Notre pays peine par ailleurs à renouveler la gouvernance et les compétences de ses grandes agences à l’image de l’Agence nationale de sécurité du médicament et des produits de santé (ANSM) ou de la Haute Autorité de Santé (HAS) qui ne disposent pas des moyens adaptés pour évaluer les nouveaux dispositifs et intégrer les nouveaux enjeux des NTIC et du numérique

Quelques pistes pour rendre la France plus attractive en matière d’innovation en santé

Une étude de 2017 montre les stratégies mises en place par différents pays pour renforcer leur attractivité en matière de R&D et de production.

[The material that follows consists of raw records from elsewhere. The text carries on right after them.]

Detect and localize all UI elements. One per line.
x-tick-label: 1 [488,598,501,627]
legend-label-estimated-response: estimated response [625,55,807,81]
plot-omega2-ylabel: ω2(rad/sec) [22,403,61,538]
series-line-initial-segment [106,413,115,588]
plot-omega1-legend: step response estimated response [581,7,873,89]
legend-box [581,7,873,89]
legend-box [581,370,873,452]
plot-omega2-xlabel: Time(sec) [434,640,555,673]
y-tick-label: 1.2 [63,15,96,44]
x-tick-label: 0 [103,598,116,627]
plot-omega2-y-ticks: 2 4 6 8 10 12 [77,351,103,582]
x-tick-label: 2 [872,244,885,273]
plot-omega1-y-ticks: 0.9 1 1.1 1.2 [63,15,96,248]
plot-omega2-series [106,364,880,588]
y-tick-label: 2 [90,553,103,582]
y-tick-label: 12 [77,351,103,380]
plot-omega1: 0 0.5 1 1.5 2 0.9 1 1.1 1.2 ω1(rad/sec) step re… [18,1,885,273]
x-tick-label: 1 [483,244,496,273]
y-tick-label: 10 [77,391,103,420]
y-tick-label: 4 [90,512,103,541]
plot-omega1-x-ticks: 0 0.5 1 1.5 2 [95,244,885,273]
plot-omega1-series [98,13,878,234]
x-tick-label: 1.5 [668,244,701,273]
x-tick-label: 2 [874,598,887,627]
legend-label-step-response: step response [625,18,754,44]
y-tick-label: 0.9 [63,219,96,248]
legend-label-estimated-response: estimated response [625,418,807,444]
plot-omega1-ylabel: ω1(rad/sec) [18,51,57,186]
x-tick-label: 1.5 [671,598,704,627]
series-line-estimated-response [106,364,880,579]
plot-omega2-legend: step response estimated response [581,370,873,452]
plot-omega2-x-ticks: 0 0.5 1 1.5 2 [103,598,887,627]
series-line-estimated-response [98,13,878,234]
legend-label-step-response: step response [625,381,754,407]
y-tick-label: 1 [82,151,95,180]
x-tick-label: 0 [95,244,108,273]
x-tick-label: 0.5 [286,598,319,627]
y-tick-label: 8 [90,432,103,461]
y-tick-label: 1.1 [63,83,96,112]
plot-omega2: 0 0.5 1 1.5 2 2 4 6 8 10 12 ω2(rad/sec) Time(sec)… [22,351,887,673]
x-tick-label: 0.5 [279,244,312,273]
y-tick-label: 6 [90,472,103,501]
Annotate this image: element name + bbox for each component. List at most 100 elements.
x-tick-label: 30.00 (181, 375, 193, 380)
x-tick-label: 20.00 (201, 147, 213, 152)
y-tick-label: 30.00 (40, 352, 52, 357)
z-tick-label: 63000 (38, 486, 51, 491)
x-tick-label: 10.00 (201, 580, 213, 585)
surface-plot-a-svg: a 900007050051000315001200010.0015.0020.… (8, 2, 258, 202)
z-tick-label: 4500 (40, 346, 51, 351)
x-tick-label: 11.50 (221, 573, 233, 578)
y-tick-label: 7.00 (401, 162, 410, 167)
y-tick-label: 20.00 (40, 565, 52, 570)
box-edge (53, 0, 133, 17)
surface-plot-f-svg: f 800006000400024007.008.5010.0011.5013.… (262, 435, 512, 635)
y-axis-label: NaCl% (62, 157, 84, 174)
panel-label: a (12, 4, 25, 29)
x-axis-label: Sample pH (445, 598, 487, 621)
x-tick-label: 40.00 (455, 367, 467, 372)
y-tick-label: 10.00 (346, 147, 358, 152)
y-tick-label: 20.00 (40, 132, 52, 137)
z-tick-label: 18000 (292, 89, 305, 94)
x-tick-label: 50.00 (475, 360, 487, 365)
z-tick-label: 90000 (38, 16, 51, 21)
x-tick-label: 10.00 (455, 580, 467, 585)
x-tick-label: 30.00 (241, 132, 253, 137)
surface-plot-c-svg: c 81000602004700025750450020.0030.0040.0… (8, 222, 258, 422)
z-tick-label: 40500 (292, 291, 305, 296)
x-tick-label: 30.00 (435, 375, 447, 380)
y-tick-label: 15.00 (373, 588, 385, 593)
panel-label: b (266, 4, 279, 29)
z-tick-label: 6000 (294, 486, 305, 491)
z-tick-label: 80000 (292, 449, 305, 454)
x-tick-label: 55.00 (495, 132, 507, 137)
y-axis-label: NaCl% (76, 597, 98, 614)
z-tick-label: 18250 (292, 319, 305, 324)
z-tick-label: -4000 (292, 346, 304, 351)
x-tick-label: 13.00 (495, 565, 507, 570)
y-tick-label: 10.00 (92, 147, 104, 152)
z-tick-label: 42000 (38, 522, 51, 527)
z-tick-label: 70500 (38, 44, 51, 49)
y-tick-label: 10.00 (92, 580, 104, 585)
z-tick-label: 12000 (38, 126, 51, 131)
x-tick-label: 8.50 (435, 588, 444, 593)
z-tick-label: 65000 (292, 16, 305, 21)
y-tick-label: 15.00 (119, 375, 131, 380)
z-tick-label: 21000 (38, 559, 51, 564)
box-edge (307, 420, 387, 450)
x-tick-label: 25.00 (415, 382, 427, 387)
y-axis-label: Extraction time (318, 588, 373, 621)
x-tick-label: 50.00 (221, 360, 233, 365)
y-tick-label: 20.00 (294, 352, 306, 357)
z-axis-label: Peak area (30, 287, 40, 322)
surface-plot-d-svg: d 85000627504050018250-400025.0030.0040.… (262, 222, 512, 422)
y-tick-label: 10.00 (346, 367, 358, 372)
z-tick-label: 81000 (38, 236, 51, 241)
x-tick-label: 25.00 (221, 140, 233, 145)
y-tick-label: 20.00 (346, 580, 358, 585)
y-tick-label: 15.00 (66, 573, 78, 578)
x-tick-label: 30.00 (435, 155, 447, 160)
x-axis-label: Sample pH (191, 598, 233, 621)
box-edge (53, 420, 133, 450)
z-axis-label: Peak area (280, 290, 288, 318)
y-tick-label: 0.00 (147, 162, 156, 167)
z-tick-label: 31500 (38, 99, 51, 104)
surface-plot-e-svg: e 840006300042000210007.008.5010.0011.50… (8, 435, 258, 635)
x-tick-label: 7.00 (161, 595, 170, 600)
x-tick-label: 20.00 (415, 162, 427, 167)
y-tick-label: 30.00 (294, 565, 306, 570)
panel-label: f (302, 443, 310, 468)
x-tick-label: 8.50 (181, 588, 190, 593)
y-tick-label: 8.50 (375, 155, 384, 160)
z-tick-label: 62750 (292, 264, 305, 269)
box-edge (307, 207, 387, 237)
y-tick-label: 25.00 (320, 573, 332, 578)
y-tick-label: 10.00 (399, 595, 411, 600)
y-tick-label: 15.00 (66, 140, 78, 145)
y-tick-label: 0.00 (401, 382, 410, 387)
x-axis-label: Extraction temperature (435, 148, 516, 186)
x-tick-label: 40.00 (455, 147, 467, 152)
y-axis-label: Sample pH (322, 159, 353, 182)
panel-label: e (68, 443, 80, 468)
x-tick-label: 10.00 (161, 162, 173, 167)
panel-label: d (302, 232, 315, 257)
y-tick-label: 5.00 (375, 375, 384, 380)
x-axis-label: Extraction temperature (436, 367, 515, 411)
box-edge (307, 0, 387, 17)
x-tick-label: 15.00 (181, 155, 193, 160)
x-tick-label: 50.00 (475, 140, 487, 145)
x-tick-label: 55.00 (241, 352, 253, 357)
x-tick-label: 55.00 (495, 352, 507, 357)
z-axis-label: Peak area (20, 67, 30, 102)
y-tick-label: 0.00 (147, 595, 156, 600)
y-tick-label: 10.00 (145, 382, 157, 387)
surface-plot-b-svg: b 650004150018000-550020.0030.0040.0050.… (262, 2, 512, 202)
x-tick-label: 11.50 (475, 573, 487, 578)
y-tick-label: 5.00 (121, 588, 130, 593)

Elles sont classées en six catégories : les mesures sur la fiscalité des entreprises, par exemple la réduction du taux d’impôt sur les sociétés (au Royaume-Uni ou en France), l’amélioration de l’accès au marché, à l’image des procédures de fast-track (au Royaume-Uni ou aux États-Unis), l’allègement de la réglementation et de la bureaucratie (comme en Italie pour la législation sur l’emploi), le développement d’une filière santé avec de véritables synergies entre les différents acteurs de l’innovation, publics ou privés (comme en Suisse avec le Switzerland Innovation Park), les relations entre le public et le privé et le portage de l’offre, c’est-à-dire la promotion de l’investissement, l’aide à l’export, le soutien à l’industrie.

Ainsi, la France peut avancer sur plusieurs fronts pour redevenir une terre attractive pour les chercheurs (R&D) et les industriels (essais cliniques, production) : 

  • former et attirer les meilleurs talents pour faire émerger et développer les innovations ; cela implique d’encourager les établissements universitaires à développer des formations pluridisciplinaires en sciences de la vie et à adapter les filières de formation (biotechnologies, dispositifs médicaux, santé numérique, données en santé). En parallèle, l’attractivité des carrières des chercheurs doit reposer sur une plus grande flexibilité dans les salaires, le déroulement des carrières et les passerelles public/privé.
     
  • faciliter les connexions entre les acteurs à tous les niveaux ; des interfaces de collaboration et de rencontre doivent être pérennisées pour faciliter les connexions entre les acteurs. De plus, un méga-hub en santé pourrait être créé dans une ville française disposant d’infrastructures dédiées et dotée d’une notoriété internationale. Ce hub permettrait d’être le fer de lance de la filière à l’échelle nationale.
     
  • améliorer l’accès aux financements pour les entreprises innovantes comme pour la recherche ; cela peut passer notamment par la concentration des financements de l’innovation en santé par les pouvoirs publics sur quelques priorités clés dont l’efficacité pourrait être mesurée avec des indicateurs transparents. Par ailleurs, il est nécessaire que les investisseurs institutionnels et les acteurs de l’assurance vie investissent dans les sciences de la vie à travers des incitations et une information ciblée. Les grands fonds internationaux disposant d’équipes dédiées aux sciences de la vie devraient aussi être incités à investir en France.
     
  • établir un environnement réglementaire propice à un accès rapide et sécurisé du patient aux meilleures innovations ; il serait judicieux de conduire un audit de l’ensemble de la réglementation en santé et de réévaluer celle-ci au regard des meilleures pratiques internationales pour l’adapter aux enjeux de l’innovation (e-santé). De plus, il est nécessaire d’aller plus loin sur les expérimentations relatives aux processus fast track d’évaluation pour des produits de santé présentant potentiellement un intérêt clinique majeur. En parallèle, systématiser les réévaluations pour les produits innovants en se basant sur les données en vie réelle est essentiel. Pour ce faire, l'accès aux données de santé doit être simplifié.